脈に沿って白斑の入るものはフイリフモトスミレ(f. variegata)とされる。

亜種のヒメミヤマスミレ(subsp. boissieuana)は葉の長さ0.8〜2cm、花茎の長さ5〜10cmと高く、花弁は丸味を帯びず尖り気味。
シハイスミレV. violacea)は花が淡紅色〜濃紅色、側弁基部はふつう無毛、葉は3角状狭卵形。
前種の変種マキノスミレ(var. makinoi)は葉が長披針形で直立気味、葉の裏面はあまり紫色とならない。
ヒナスミレV. tokubuchiana var. takedana)は葉を水平に近く広げ、葉先が急に狭くなり鋭頭、側弁はふつう有毛、茎や葉は有毛。
近縁種 : ヒメミヤマスミレ、 シハイスミレ、 マキノスミレ、 コンピラスミレ、 ヒナスミレ、 ヤシュウスミレ(雑種)

■分布:本州(岩手県以西)、四国、九州、屋久島
■生育環境:低地〜亜高山帯の明るく乾いた疎林から暗く湿った植林地など。
■花期:4〜5月

Fig.3 葉。(兵庫県小野市・社寺の参道 2015.4/12)
  葉はふつう表面に毛があり、卵形〜広卵形、鋭頭または鈍頭ときに円頭、長さ1〜3cm。
  葉縁には低い鋸歯があり、基部は心形、脈に沿って白斑が入るものが多い。葉柄は長さ2〜5cm。

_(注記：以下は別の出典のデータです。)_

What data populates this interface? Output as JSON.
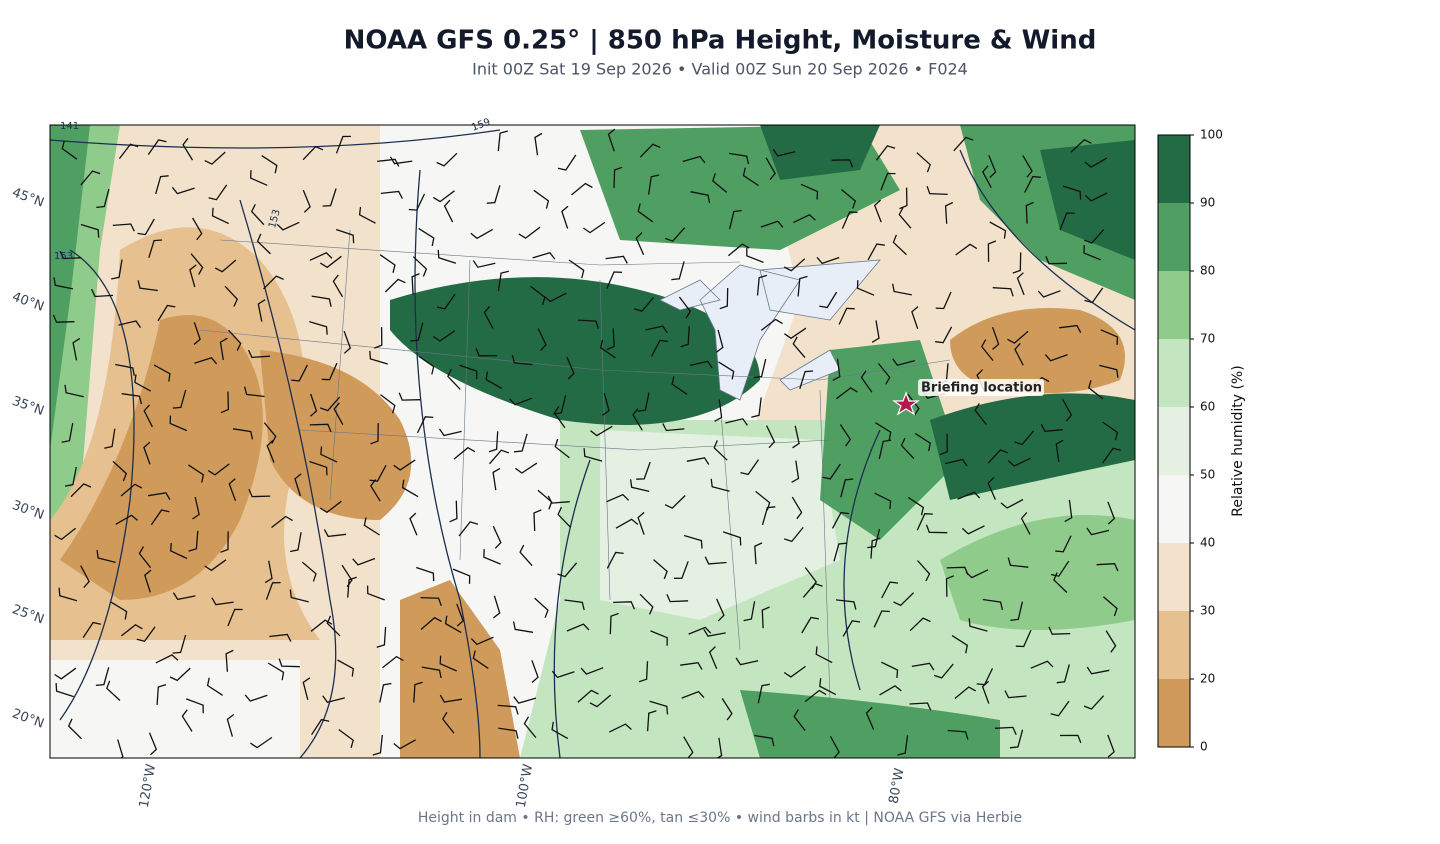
{
  "header": {
    "title": "NOAA GFS 0.25°  |  850 hPa Height, Moisture & Wind",
    "subtitle": "Init 00Z Sat 19 Sep 2026  •  Valid 00Z Sun 20 Sep 2026  •  F024"
  },
  "map": {
    "lat_labels": [
      "45°N",
      "40°N",
      "35°N",
      "30°N",
      "25°N",
      "20°N"
    ],
    "lon_labels": [
      "120°W",
      "100°W",
      "80°W"
    ],
    "contour_labels": [
      "141",
      "153",
      "153",
      "159"
    ],
    "marker": {
      "label": "Briefing location"
    }
  },
  "colorbar": {
    "label": "Relative humidity (%)",
    "ticks": [
      0,
      20,
      30,
      40,
      50,
      60,
      70,
      80,
      90,
      100
    ],
    "colors": [
      "#cf9a5a",
      "#e6c08f",
      "#f2e2cc",
      "#f6f6f4",
      "#e4f1e2",
      "#c3e5bf",
      "#8fcb8a",
      "#4f9f62",
      "#236b45"
    ]
  },
  "footer": "Height in dam • RH: green ≥60%, tan ≤30% • wind barbs in kt  |  NOAA GFS via Herbie"
}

Fig.4 葉裏は紫色を帯びる。(兵庫県小野市・社寺の参道 2015.4/12)

Fig.5 花。(兵庫県小野市・社寺の参道 2015.4/12)
  花は小さく直径約1cm、白色。花弁は長さ7〜8mm、側弁はふつう毛があり、稀に無毛のものもある。
  唇弁は他の弁より短く、幅が狭く、紫条が入る。

Fig.6 花柄、萼、距。(兵庫県小野市・社寺の参道 2015.4/12)
  花柄は長さ4〜7cm、無毛。萼片は広披針形。距は短く、長さ2〜3mm。

Fig.7 フイリフモトスミレ。(兵庫県小野市・社寺の参道 2015.4/12)
  葉表に脈に沿って白斑が入る品種で、母種に混じってよく見られる。

生育環境と生態
Fig.8 社寺の参道脇に生育するフモトスミレ。(兵庫県小野市・社寺の参道 2015.4/12)
洪積台地上にある古い社寺の参道脇でシハイスミレとともに点在しており、明るい社寺林内にも生育している。
兵庫県では他県と違ってフモトスミレは比較的高所で見られることが多く、このような低地に生育する例は割と少ない。

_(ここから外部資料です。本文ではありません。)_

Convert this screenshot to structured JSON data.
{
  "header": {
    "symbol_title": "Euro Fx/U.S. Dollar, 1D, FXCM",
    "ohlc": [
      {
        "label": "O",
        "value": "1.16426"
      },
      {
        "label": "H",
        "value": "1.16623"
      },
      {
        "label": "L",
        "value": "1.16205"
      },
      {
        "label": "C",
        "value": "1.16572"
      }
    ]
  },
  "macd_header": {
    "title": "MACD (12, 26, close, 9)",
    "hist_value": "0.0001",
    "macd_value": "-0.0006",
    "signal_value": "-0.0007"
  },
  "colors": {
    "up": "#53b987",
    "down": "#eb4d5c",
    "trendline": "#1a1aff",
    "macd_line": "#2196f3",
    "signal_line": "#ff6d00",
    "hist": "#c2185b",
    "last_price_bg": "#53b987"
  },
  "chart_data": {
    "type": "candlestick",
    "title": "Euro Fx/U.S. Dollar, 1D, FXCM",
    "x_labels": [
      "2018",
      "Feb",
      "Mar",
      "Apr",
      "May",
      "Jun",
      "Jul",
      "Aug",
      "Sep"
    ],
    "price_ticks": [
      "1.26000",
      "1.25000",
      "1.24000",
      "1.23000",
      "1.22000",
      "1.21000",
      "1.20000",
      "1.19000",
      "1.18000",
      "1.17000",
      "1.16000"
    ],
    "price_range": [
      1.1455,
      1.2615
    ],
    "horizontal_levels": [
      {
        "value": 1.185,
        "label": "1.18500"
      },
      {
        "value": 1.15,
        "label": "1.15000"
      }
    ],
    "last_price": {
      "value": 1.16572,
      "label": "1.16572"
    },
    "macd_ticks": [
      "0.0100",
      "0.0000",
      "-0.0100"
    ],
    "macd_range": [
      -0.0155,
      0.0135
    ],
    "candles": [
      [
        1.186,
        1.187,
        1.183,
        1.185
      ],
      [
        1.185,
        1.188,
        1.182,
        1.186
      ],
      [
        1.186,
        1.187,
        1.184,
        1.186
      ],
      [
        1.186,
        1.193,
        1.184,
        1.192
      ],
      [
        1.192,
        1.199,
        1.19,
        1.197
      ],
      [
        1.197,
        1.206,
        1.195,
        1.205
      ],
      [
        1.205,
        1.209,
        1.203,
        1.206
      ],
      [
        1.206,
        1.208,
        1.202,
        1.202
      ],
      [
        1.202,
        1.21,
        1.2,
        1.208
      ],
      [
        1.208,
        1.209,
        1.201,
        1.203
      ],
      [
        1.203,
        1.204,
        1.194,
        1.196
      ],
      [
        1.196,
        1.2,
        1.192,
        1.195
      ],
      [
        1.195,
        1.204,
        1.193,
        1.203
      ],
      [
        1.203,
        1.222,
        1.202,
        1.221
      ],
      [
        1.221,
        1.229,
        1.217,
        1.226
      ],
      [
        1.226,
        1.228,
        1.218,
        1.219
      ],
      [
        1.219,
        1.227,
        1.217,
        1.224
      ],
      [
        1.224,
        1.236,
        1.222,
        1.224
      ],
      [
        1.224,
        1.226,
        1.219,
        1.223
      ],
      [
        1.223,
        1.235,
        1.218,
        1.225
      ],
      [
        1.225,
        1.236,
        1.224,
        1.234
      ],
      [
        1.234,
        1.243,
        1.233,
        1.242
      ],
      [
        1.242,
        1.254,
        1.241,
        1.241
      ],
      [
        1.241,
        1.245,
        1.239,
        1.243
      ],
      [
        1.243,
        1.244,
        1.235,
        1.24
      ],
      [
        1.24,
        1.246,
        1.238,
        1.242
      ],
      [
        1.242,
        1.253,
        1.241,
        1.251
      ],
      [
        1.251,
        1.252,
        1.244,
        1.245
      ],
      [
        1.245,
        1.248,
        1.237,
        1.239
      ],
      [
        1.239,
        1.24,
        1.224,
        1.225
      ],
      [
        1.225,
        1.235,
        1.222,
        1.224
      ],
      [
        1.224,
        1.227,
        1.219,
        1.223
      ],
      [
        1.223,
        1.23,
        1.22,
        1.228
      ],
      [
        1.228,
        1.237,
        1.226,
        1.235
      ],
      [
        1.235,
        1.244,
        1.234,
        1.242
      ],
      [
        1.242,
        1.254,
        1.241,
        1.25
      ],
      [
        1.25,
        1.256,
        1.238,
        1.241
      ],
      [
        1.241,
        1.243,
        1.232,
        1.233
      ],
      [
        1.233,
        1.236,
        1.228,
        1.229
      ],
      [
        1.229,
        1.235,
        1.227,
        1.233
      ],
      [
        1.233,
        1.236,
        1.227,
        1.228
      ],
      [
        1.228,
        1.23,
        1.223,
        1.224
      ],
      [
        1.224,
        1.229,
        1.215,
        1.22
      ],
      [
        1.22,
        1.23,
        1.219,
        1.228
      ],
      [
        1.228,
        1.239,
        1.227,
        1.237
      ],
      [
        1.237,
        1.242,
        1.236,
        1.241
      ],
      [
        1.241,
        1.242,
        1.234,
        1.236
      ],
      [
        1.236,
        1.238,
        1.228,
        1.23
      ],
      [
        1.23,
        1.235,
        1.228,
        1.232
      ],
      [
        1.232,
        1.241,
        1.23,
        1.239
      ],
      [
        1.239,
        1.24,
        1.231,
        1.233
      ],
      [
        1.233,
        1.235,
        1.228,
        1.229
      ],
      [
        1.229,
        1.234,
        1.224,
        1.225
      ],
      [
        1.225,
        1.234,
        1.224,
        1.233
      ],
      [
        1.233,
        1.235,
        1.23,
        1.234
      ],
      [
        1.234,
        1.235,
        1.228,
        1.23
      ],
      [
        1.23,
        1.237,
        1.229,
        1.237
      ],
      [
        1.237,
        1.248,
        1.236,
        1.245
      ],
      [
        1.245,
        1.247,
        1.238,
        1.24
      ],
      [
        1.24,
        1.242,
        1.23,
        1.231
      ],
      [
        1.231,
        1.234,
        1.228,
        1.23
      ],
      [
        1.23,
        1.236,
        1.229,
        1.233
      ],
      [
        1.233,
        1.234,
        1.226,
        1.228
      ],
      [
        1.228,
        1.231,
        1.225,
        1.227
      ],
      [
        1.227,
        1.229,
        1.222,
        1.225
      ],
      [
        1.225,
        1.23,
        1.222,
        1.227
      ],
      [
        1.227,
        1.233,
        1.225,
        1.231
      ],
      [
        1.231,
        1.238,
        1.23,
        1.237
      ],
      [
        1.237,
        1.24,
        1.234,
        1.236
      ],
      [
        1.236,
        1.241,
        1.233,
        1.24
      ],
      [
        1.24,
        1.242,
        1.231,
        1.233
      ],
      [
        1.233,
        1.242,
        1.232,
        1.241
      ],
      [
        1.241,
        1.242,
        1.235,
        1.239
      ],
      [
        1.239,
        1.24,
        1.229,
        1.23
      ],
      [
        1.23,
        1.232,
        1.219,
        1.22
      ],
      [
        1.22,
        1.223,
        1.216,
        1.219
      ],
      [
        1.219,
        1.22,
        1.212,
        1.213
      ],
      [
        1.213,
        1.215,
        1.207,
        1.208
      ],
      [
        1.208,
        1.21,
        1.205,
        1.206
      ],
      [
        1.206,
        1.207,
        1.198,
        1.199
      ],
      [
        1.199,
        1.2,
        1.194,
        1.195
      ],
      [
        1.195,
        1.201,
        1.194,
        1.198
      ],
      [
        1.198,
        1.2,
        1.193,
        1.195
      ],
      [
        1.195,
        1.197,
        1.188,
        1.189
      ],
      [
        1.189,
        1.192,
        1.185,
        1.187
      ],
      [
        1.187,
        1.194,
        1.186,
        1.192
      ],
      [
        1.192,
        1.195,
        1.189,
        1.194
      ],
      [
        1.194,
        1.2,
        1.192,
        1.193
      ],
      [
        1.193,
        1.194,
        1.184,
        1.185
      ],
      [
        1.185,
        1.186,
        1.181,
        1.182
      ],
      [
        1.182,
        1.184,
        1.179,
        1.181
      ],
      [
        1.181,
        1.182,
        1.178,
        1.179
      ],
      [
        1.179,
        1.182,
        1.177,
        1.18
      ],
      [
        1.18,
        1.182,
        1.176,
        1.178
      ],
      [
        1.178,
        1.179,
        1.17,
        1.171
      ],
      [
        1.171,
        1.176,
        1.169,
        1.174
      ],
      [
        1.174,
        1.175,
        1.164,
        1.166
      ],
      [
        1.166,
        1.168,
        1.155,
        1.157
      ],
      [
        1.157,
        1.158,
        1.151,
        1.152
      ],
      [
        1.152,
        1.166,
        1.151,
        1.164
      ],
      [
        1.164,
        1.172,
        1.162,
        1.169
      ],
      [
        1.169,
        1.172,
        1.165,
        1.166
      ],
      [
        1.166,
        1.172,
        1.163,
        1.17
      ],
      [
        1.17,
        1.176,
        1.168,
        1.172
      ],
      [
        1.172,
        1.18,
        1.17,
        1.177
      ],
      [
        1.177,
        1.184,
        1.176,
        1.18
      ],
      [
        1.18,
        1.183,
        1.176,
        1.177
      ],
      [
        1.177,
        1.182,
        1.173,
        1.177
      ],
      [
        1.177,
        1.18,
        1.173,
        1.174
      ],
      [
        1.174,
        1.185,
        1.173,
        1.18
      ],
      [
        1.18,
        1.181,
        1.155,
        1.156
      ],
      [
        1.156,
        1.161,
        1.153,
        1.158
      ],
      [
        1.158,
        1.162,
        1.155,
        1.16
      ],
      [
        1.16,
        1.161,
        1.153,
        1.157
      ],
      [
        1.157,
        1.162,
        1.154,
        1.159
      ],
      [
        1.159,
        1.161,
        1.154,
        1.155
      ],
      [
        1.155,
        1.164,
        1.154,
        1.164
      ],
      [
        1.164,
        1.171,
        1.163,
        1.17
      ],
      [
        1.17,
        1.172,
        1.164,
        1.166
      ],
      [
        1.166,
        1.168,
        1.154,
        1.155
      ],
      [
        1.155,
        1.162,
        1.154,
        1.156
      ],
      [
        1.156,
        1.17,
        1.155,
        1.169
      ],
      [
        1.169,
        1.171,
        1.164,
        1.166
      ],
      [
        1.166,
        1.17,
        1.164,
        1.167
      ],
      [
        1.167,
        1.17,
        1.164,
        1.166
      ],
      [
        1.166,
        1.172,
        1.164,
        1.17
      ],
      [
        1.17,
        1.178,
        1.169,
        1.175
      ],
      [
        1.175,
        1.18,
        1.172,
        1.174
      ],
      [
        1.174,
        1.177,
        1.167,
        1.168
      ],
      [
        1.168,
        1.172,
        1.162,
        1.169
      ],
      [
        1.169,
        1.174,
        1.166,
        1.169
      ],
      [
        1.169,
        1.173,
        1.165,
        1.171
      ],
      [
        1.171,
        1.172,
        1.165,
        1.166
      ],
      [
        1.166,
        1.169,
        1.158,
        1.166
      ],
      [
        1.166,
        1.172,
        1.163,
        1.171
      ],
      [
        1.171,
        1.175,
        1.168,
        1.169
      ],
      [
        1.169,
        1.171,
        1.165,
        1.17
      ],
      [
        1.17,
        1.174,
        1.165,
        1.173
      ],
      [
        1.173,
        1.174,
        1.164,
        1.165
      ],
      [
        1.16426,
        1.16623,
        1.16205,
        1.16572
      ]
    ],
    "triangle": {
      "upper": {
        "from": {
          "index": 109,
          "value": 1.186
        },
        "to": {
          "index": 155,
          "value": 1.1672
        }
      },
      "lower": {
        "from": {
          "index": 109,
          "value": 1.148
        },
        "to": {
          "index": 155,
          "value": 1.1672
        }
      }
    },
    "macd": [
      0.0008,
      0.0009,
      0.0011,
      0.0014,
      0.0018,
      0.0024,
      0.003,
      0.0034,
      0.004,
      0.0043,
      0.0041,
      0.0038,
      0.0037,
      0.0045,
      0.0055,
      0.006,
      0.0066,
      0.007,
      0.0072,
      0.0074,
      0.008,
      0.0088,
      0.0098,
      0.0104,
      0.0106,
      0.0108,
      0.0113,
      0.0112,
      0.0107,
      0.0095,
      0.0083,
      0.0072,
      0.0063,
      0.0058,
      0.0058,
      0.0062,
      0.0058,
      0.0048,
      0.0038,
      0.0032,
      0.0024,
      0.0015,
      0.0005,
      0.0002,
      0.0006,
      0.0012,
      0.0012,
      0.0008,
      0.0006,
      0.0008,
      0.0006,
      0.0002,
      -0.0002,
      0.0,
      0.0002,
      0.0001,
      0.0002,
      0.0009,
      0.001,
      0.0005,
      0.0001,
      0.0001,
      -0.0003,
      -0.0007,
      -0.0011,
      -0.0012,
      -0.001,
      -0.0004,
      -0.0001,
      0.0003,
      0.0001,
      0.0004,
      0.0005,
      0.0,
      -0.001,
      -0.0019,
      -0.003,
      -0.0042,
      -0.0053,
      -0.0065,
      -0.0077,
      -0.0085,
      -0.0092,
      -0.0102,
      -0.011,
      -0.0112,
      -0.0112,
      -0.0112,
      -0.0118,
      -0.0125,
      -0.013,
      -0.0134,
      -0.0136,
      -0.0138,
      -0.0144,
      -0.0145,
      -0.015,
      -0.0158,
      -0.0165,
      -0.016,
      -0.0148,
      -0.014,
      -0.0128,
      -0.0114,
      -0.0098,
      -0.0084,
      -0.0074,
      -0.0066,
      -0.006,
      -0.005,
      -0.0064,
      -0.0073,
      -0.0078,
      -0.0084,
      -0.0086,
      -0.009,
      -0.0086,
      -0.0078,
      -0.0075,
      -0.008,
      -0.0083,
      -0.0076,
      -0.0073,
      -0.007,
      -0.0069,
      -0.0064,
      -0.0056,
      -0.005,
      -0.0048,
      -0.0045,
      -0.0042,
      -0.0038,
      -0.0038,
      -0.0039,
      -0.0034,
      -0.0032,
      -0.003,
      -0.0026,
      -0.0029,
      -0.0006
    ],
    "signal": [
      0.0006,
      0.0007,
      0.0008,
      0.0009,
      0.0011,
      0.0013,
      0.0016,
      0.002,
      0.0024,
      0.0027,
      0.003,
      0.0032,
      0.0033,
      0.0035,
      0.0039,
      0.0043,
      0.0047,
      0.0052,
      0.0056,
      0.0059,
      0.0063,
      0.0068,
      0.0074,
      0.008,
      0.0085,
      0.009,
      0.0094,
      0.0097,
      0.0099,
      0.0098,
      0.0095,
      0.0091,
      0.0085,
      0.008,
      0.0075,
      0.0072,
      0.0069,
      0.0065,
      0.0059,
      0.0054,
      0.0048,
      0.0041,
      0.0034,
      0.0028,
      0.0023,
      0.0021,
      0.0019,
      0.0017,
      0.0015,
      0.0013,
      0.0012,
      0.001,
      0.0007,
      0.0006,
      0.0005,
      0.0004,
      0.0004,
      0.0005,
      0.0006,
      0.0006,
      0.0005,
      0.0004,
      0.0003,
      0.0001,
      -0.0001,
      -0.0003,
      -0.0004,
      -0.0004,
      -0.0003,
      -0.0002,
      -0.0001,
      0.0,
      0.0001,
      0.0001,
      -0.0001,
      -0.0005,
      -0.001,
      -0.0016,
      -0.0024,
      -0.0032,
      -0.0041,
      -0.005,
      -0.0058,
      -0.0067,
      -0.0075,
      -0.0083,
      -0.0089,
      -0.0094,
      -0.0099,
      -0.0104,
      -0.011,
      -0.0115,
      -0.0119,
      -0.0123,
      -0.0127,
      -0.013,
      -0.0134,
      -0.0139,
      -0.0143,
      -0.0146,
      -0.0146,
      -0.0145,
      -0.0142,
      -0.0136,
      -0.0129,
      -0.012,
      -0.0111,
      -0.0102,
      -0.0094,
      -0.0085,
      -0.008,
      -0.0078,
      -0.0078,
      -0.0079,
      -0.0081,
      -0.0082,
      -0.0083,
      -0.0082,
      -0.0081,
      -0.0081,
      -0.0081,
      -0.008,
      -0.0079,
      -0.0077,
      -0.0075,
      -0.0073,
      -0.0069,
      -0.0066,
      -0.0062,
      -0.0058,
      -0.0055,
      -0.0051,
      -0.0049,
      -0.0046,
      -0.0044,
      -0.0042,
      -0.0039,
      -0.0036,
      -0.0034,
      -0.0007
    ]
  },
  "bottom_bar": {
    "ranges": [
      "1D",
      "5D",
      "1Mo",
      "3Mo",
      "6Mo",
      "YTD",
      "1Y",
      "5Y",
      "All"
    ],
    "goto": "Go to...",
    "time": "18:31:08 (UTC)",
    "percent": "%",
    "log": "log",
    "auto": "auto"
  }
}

Fig.9 高原の湿地に生育するフモトスミレ。(兵庫県宍粟市・高原の湿地 2011.6/8)
標高1000m強の周氷河地形を成す高原にある、日当たり良い湿地に、フモトスミレが点在していた。
湿地は多くの部分でヤマテキリスゲが優占しているが、周縁のオオミズゴケ群落中や、シバスゲ群落中にモウセンゴケとともに点在している。